My life now is about other things, my writing, my music, my dog, my friends, my family. It's about food, books, travel, art, and faith in a God who had a reason for making me childless.

I did do some weeping during the holiday season, but it wasn’t over my lack of children. I miss my husband, who died 3 ½ years ago. I feel his loss in everything. I ache when I see other women with their husbands. I hurt bad when I see couples kissing or holding hands. I go to a concert alone and realize most of the audience is grouped in twos. I look under the Christmas tree and there isn't much there because most of the gifts used to be the ones Fred and I gave to each other.

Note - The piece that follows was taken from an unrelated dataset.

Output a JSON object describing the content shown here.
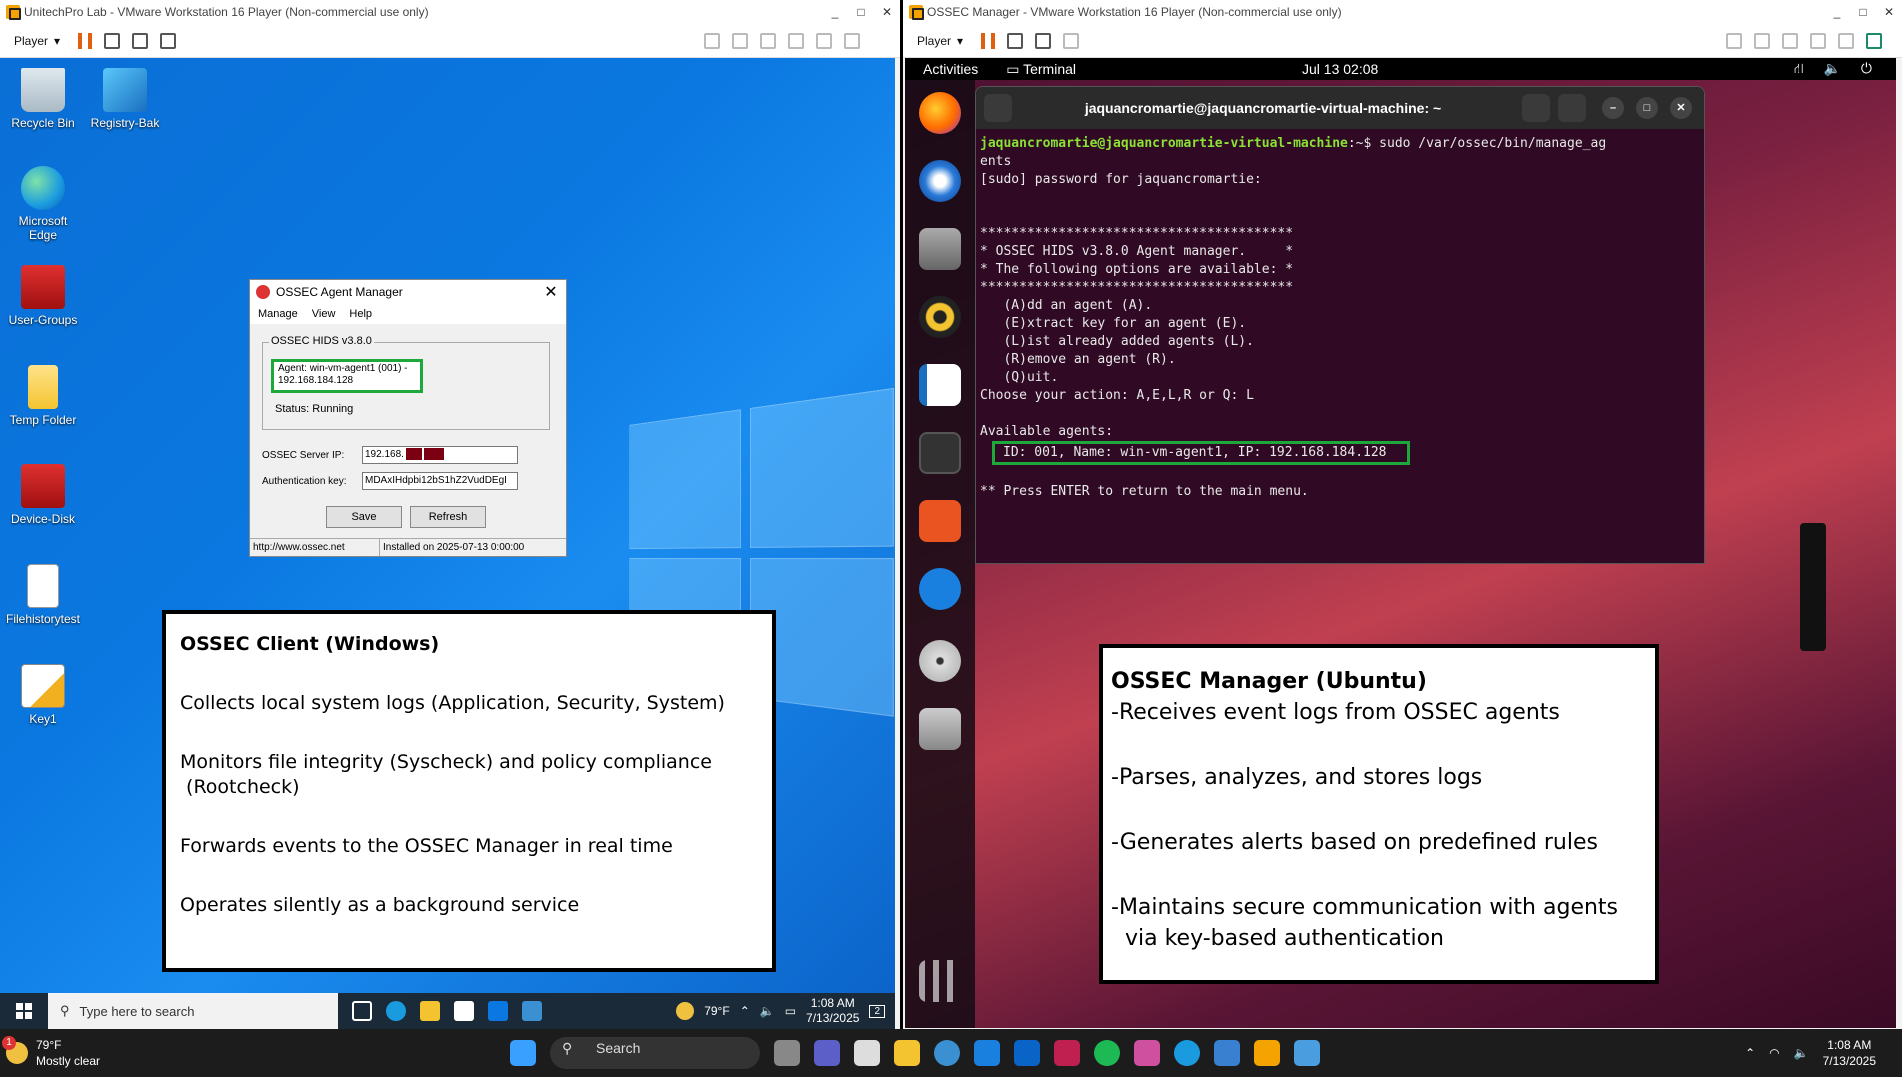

It hurt more this last Christmas because the friends I usually spend the holidays with were all busy with their kids and grandkids. I didn’t want to be them; I just missed being able to spend time with them.

Do I wish I had kids? Yes, but I don’t feel bad most of the time. I have moved on.

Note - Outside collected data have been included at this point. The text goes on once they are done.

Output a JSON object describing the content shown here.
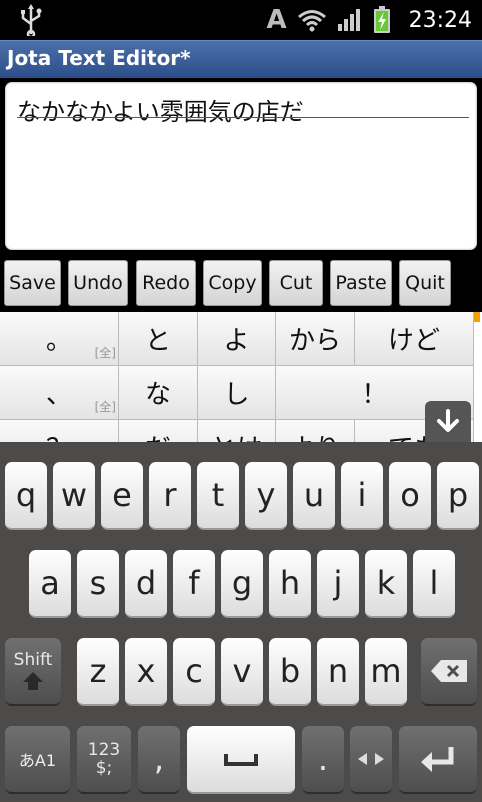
{
  "status_bar": {
    "time": "23:24",
    "ime_indicator": "A",
    "icons": [
      "usb-icon",
      "wifi-icon",
      "signal-icon",
      "battery-charging-icon"
    ]
  },
  "app": {
    "title": "Jota Text Editor*"
  },
  "editor": {
    "text": "なかなかよい雰囲気の店だ"
  },
  "toolbar": {
    "buttons": [
      {
        "label": "Save"
      },
      {
        "label": "Undo"
      },
      {
        "label": "Redo"
      },
      {
        "label": "Copy"
      },
      {
        "label": "Cut"
      },
      {
        "label": "Paste"
      },
      {
        "label": "Quit"
      }
    ]
  },
  "candidates": {
    "rows": [
      [
        "。",
        "と",
        "よ",
        "から",
        "けど"
      ],
      [
        "、",
        "な",
        "し",
        "！"
      ],
      [
        "？",
        "だ",
        "とは",
        "より",
        "でも"
      ]
    ],
    "fullwidth_tag": "[全]"
  },
  "keyboard": {
    "row1": [
      "q",
      "w",
      "e",
      "r",
      "t",
      "y",
      "u",
      "i",
      "o",
      "p"
    ],
    "row2": [
      "a",
      "s",
      "d",
      "f",
      "g",
      "h",
      "j",
      "k",
      "l"
    ],
    "row3": [
      "z",
      "x",
      "c",
      "v",
      "b",
      "n",
      "m"
    ],
    "shift_label": "Shift",
    "mode_label": "あA1",
    "symbols_label_1": "123",
    "symbols_label_2": "$;",
    "comma": ",",
    "period": "."
  },
  "colors": {
    "title_bar": "#2c4f8c",
    "keyboard_bg": "#4d4b49",
    "underline": "#cc2233"
  }
}
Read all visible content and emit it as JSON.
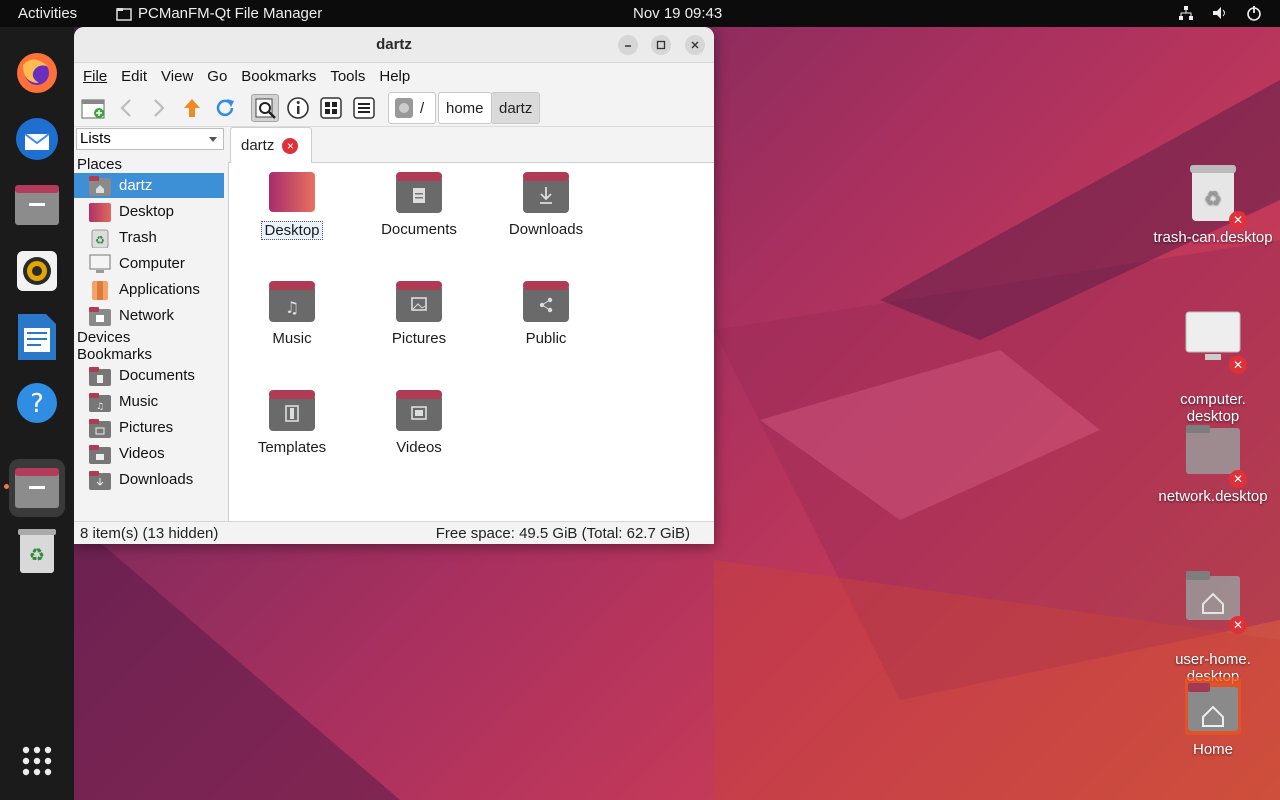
{
  "topbar": {
    "activities": "Activities",
    "app_name": "PCManFM-Qt File Manager",
    "clock": "Nov 19  09:43",
    "tray": [
      "network-icon",
      "volume-icon",
      "power-icon"
    ]
  },
  "dock": {
    "items": [
      {
        "name": "firefox",
        "icon": "firefox-icon"
      },
      {
        "name": "thunderbird",
        "icon": "thunderbird-icon"
      },
      {
        "name": "files",
        "icon": "files-icon"
      },
      {
        "name": "rhythmbox",
        "icon": "rhythmbox-icon"
      },
      {
        "name": "writer",
        "icon": "libreoffice-writer-icon"
      },
      {
        "name": "help",
        "icon": "help-icon"
      },
      {
        "name": "pcmanfm",
        "icon": "file-manager-icon",
        "active": true
      },
      {
        "name": "trash",
        "icon": "trash-icon"
      }
    ],
    "show_apps": "show-apps-icon"
  },
  "window": {
    "title": "dartz",
    "menu": [
      "File",
      "Edit",
      "View",
      "Go",
      "Bookmarks",
      "Tools",
      "Help"
    ],
    "breadcrumb": [
      "/",
      "home",
      "dartz"
    ],
    "sidebar": {
      "mode": "Lists",
      "places_header": "Places",
      "places": [
        "dartz",
        "Desktop",
        "Trash",
        "Computer",
        "Applications",
        "Network"
      ],
      "devices_header": "Devices",
      "bookmarks_header": "Bookmarks",
      "bookmarks": [
        "Documents",
        "Music",
        "Pictures",
        "Videos",
        "Downloads"
      ]
    },
    "tab": "dartz",
    "tab_close": "×",
    "files": [
      "Desktop",
      "Documents",
      "Downloads",
      "Music",
      "Pictures",
      "Public",
      "Templates",
      "Videos"
    ],
    "status_left": "8 item(s) (13 hidden)",
    "status_right": "Free space: 49.5 GiB (Total: 62.7 GiB)"
  },
  "desktop_icons": [
    {
      "label": "trash-can.desktop"
    },
    {
      "label": "computer.\ndesktop"
    },
    {
      "label": "network.desktop"
    },
    {
      "label": "user-home.\ndesktop"
    },
    {
      "label": "Home"
    }
  ],
  "colors": {
    "accent": "#e95420",
    "folder_tab": "#b03b55",
    "folder_body": "#666666",
    "selection": "#3d8fd6"
  }
}
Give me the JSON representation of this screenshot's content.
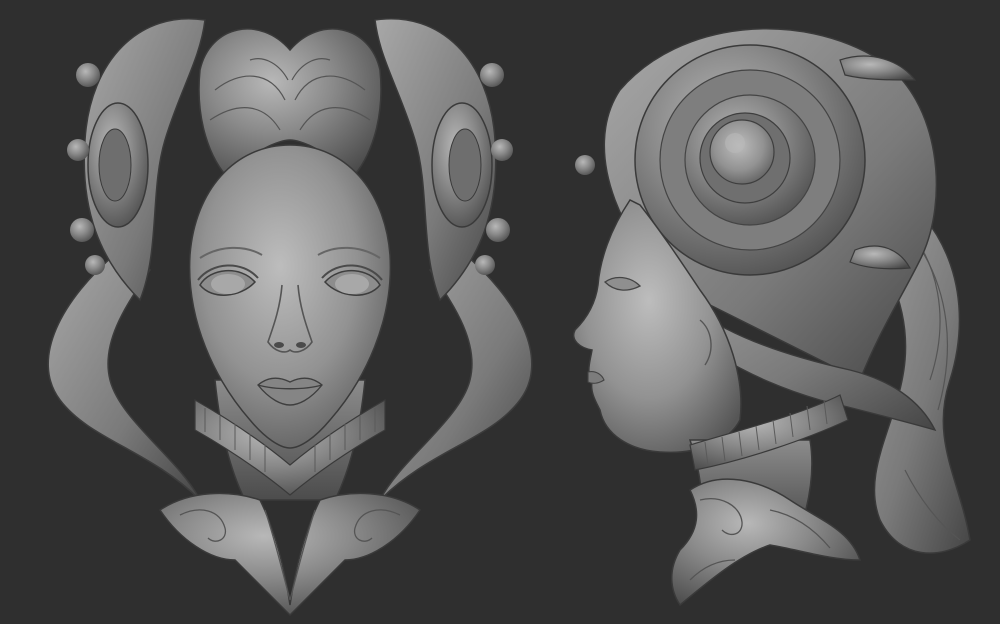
{
  "scene": {
    "background_color": "#2f2f2f",
    "material_color": "#7c7c7c",
    "highlight_color": "#b4b4b4",
    "shadow_color": "#3a3a3a",
    "views": [
      {
        "id": "front",
        "subject": "sculpted-head-front-view"
      },
      {
        "id": "profile",
        "subject": "sculpted-head-profile-view"
      }
    ]
  }
}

So many of you are stuck in the don’t-know-what-to-do place. Stay with the mate who doesn't want children or look for someone else before it's too late? It’s a decision no one should ever have to make. But consider this. When you’re in your 60s during the holidays, which would you miss more, the children you might have had or the partner/spouse who is with you right now? 

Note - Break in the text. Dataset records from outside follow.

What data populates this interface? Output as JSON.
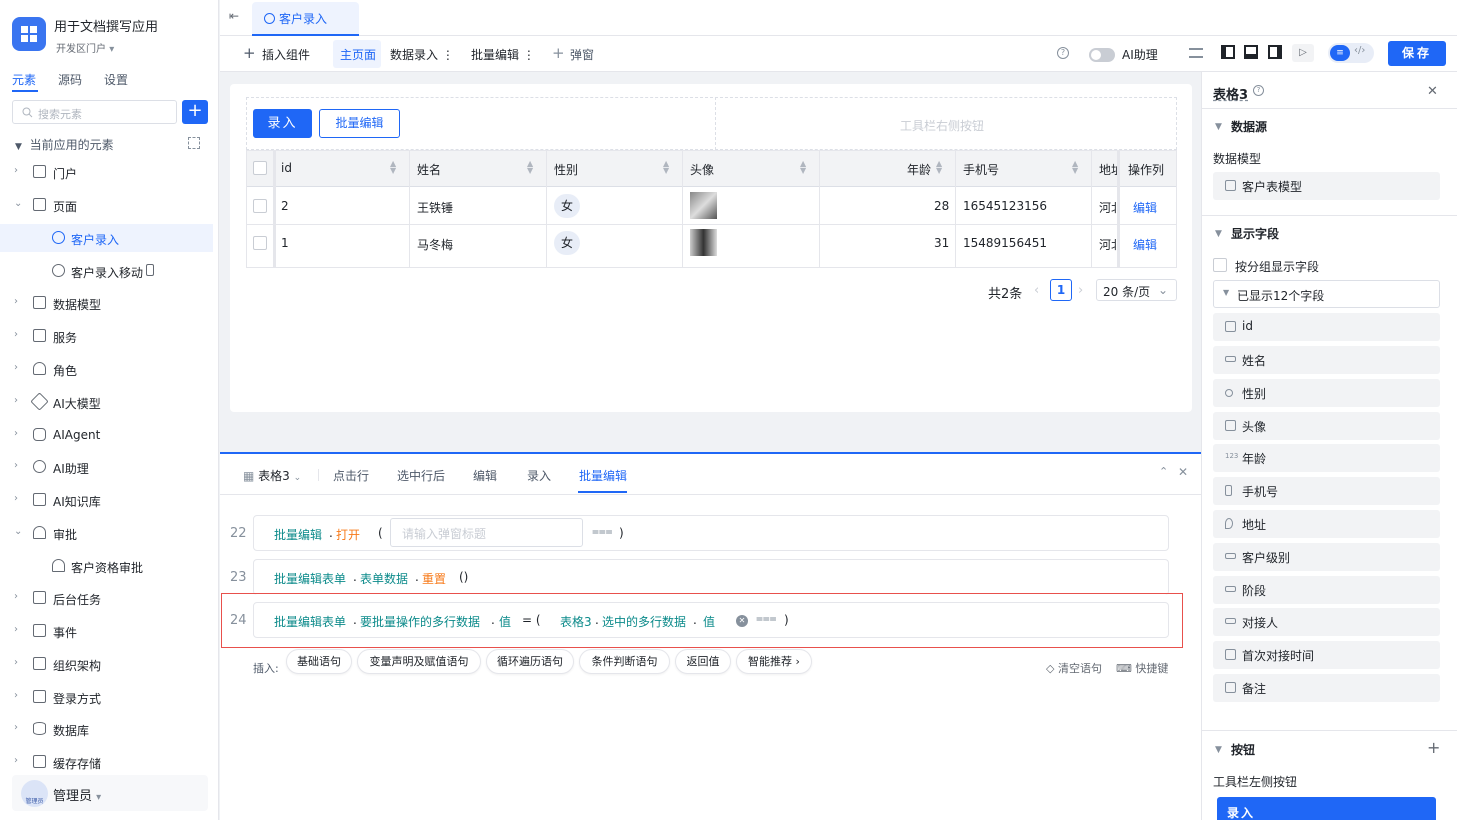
{
  "app": {
    "title": "用于文档撰写应用",
    "subtitle": "开发区门户"
  },
  "left_tabs": [
    "元素",
    "源码",
    "设置"
  ],
  "search": {
    "placeholder": "搜索元素"
  },
  "section_title": "当前应用的元素",
  "nav": [
    {
      "label": "门户",
      "icon": "portal-icon"
    },
    {
      "label": "页面",
      "icon": "page-icon"
    },
    {
      "label": "客户录入",
      "icon": "form-icon"
    },
    {
      "label": "客户录入移动",
      "icon": "form-icon"
    },
    {
      "label": "数据模型",
      "icon": "table-icon"
    },
    {
      "label": "服务",
      "icon": "service-icon"
    },
    {
      "label": "角色",
      "icon": "role-icon"
    },
    {
      "label": "AI大模型",
      "icon": "ai-model-icon"
    },
    {
      "label": "AIAgent",
      "icon": "robot-icon"
    },
    {
      "label": "AI助理",
      "icon": "assistant-icon"
    },
    {
      "label": "AI知识库",
      "icon": "book-icon"
    },
    {
      "label": "审批",
      "icon": "approval-icon"
    },
    {
      "label": "客户资格审批",
      "icon": "approval-icon"
    },
    {
      "label": "后台任务",
      "icon": "task-icon"
    },
    {
      "label": "事件",
      "icon": "event-icon"
    },
    {
      "label": "组织架构",
      "icon": "org-icon"
    },
    {
      "label": "登录方式",
      "icon": "login-icon"
    },
    {
      "label": "数据库",
      "icon": "database-icon"
    },
    {
      "label": "缓存存储",
      "icon": "cache-icon"
    }
  ],
  "user": {
    "name": "管理员",
    "avatar_text": "管理员"
  },
  "tab": {
    "label": "客户录入"
  },
  "toolbar": {
    "insert": "插入组件",
    "main_page": "主页面",
    "data_entry": "数据录入",
    "batch_edit": "批量编辑",
    "popup": "弹窗",
    "ai_assistant": "AI助理",
    "save": "保存"
  },
  "table": {
    "btn_entry": "录入",
    "btn_batch": "批量编辑",
    "right_placeholder": "工具栏右侧按钮",
    "columns": [
      "id",
      "姓名",
      "性别",
      "头像",
      "年龄",
      "手机号",
      "地址",
      "操作列"
    ],
    "rows": [
      {
        "id": "2",
        "name": "王铁锤",
        "gender": "女",
        "age": "28",
        "phone": "16545123156",
        "addr": "河北",
        "action": "编辑"
      },
      {
        "id": "1",
        "name": "马冬梅",
        "gender": "女",
        "age": "31",
        "phone": "15489156451",
        "addr": "河北",
        "action": "编辑"
      }
    ],
    "total": "共2条",
    "page": "1",
    "page_size": "20 条/页"
  },
  "bottom": {
    "tabs": [
      "表格3",
      "点击行",
      "选中行后",
      "编辑",
      "录入",
      "批量编辑"
    ],
    "lines": [
      {
        "num": "22",
        "a": "批量编辑",
        "b": "打开",
        "open": "(",
        "placeholder": "请输入弹窗标题",
        "close": ")"
      },
      {
        "num": "23",
        "a": "批量编辑表单",
        "b": "表单数据",
        "c": "重置",
        "paren": "()"
      },
      {
        "num": "24",
        "a": "批量编辑表单",
        "b": "要批量操作的多行数据",
        "c": "值",
        "eq": "= (",
        "d": "表格3",
        "e": "选中的多行数据",
        "f": "值",
        "close": ")"
      }
    ],
    "insert_label": "插入:",
    "chips": [
      "基础语句",
      "变量声明及赋值语句",
      "循环遍历语句",
      "条件判断语句",
      "返回值",
      "智能推荐"
    ],
    "clear": "清空语句",
    "shortcut": "快捷键"
  },
  "right": {
    "title": "表格3",
    "datasource": "数据源",
    "data_model_label": "数据模型",
    "data_model": "客户表模型",
    "display_fields": "显示字段",
    "group_fields": "按分组显示字段",
    "shown_count": "已显示12个字段",
    "fields": [
      "id",
      "姓名",
      "性别",
      "头像",
      "年龄",
      "手机号",
      "地址",
      "客户级别",
      "阶段",
      "对接人",
      "首次对接时间",
      "备注"
    ],
    "buttons": "按钮",
    "toolbar_left": "工具栏左侧按钮",
    "entry_button": "录入"
  },
  "colors": {
    "accent": "#1f67f6",
    "code_teal": "#0b8a8a",
    "code_orange": "#f77a1a",
    "highlight_red": "#e8504c"
  }
}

Congratulations on surviving the holiday season with all its many challenges. Now we move on. I promise it will get easier.

Thursday, January 8, 2015

Are you afraid to demand what you need?

Dear readers,

Happy New Year! I suspect that you're as glad as I am that the holidays are finally over and we can get back to normal. The holidays build up so many expectations which usually result in disappointment. Right? So, let's just move on.

I have decided to feature some of the comments I receive here on the blog from time to time. They often come on old posts that you might not see. One of the posts that draws the most comments is "If You Disagree About Children, Is Your Relationship Doomed?" from Jan. 4, 2013. Most readers can't answer the question, but they're hoping somebody else can. Check out this comment from Miranda:

I'm 30 he's 38. He has seven yes 7 kids from previous relationships. Ages 10-22... We've been together just under ten years. We finally got married in 2014. I had been so excited to finally have the wedding and then his mother died the week of the wedding unexpectedly. They used our reception hall the day after the wedding for the funeral. :-( the week after the wedding I collapsed and a CT scan showed a tumor, a rare fibroid in my uterus causing chaos in my body and also not allowing an egg to ever attach. It's going to be removed next month. Up until this year I loved kids but my bio clock wasn't ticking or anything. Now it's ticking. Up until now he said he wasn't getting a vasectomy because it wouldn't be fair to expect me to help raise all his kids and then tell me I can't have one. Except that's exactly what's happening. He doesn't want more kids. He's worn out. He will have another but not because he wants to. It's a totally different story to raise other people's kids. His youngest is ten and We've had full custody since he was two. It's still not the same. I want my own child. I won't leave over this matter but I'm heartbroken. It seems like everything I've ever looked forward to is being destroyed. I can't feasibly get pregnant and feel good about it if it's just going to chase him off because he's tired of kids. I doubt he'd leave but I don't want to do it alone either.. 

Seven kids and he can't handle one more? Now he's getting a vasectomy? My reaction is that she should insist on having the child. It's not fair to say yes and then say no, especially in a situation where the woman has only a short time to get pregnant. I know all the reasons why it might not work, but the thing is, I think too often we're afraid to demand what we need, to say, "I want a baby, and we're going to have one." We're afraid it will destroy the relationship, that our mate will resent us, that he won't love the baby. But we might be mistaken about that. We're afraid to even mention it for fear he or she will get upset. I suggest that we all make 2015 the year we speak up for our needs. If it goes bad, it goes bad, but at least we didn't suffer in silence.

What do you think? I'd love to hear your comments. I'm sure Miranda would like more opinions than mine.